Police change course and say demonstrators can stay another night, and a GOP senator opposes Walker's union-busting By Joan Walsh
I'm not going to pretend to be dispassionate about the Wisconsin protests. The first civil disobedience I ever witnessed personally was in Madison in 1978, when I was covering a protest at the Board of Regents meeting, where students demanded the regents divest the university's holdings in South Africa. I got maced by police in a stairwell just doing my job, but I was thrilled we were among the first universities to divest. I've been a proud Badger ever since.
All these years later, I've been thrilled by the growing protest movement against Gov. Scott Walker's union-busting in Wisconsin. This weekend, though, it was hard to indulge my obsession. Although an estimated 100,000 people gathered at the capitol in Madison, including West Wing star and Wisconsin native Bradley Whitford, Rep. Tammy Baldwin, and a contingent of
off-duty and retired Wisconsin cops (who aren't directly hit by Walker's plan), the mainstream media barely paid attention. And on Sunday, when state police warned they'd clear the capitol of protesters at 4 pm local time, and at least 1,000 pledged to commit civil disobedience to stay put – including off-duty cops and firefighters and former Madison Mayor Paul Soglin – well, you had to tune into Twitter and a couple of Ustream live feeds to find out what was happening.
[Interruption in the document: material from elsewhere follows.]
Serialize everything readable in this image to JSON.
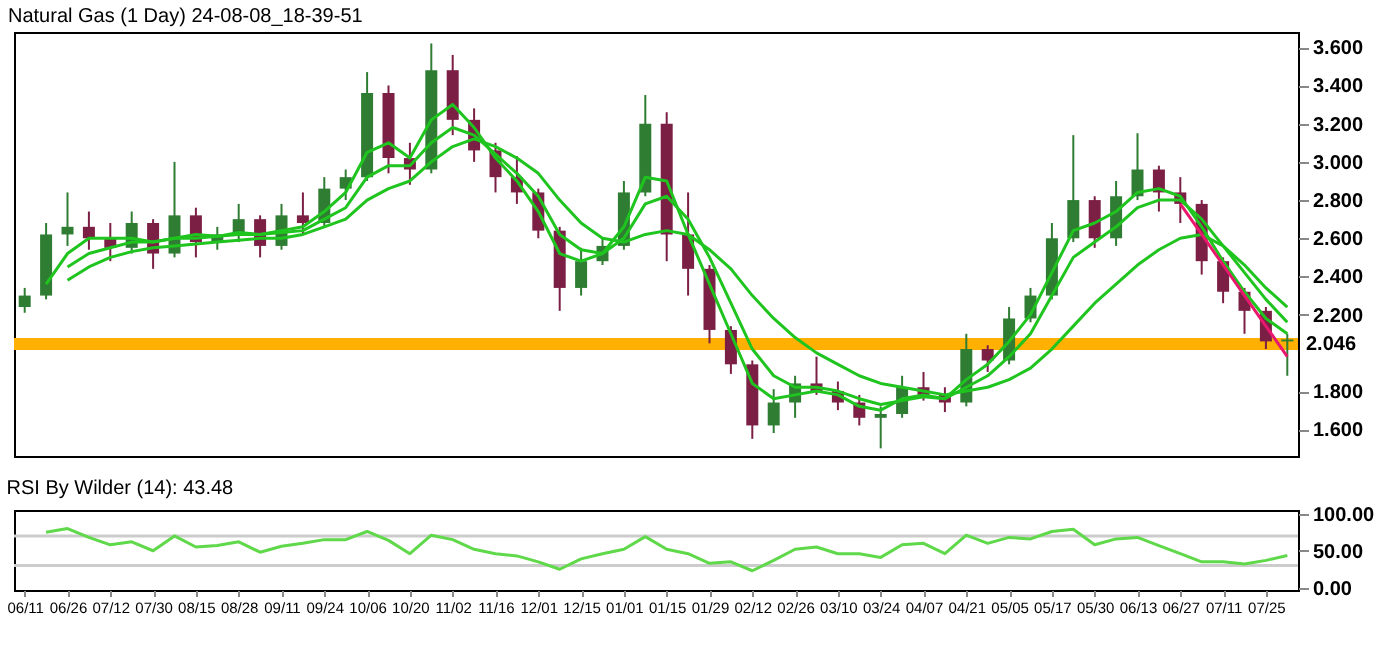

I really don't get it. CNN embedded reporters with Tea Party protests last year, but the struggling network couldn't be bothered with live coverage of the weekend's events. Even before Oscar red carpet coverage took over on Sunday, CNN was rerunning the same canned piece on the model Iman it had run Saturday. MSNBC was hopeless, running its canned crime documentaries all day long as usual. Fox News was more reliable; of course it covered the protests, since it does actual news on the weekends, but the network found anger and even violence where no one else did. (A Fox reporter claimed he was slugged off camera, but there was no other confirmation of the assault.) Things got really crazy when the AFL-CIO live stream failed, and organizers couldn't get back their internet connection. For a while the only way to follow the goings on in the capitol was via activist
Ben Brandzel's phone-cam and bloggers on site. It was great to hear the crowd sing "The Star Spangled Banner" and "We Shall Overcome," widening the appeal beyond the beloved labor hymn "Solidarity Forever."
Andrew Kroll of Mother Jones kept up a live stream of photos from the Sunday rally, including this great one of a friendly cop chatting up a wildly dressed protester.
In the end Sunday night, state police officials told reporters that no one peacefully protesting would be removed from the capitol by force. About an hour later, the crowd cheered the news that Republican State Sen. Dale Schultz announced he would not back Walker's bill. Democrats still need two more Republicans to block Walker's move, but the momentum seems to be on the side of the unions right now. The mainstream media missed a great story Sunday. It reminds
Paul Krugman of the way the media also ignored the massive protests before the 2003 Iraq war. It's really depressing.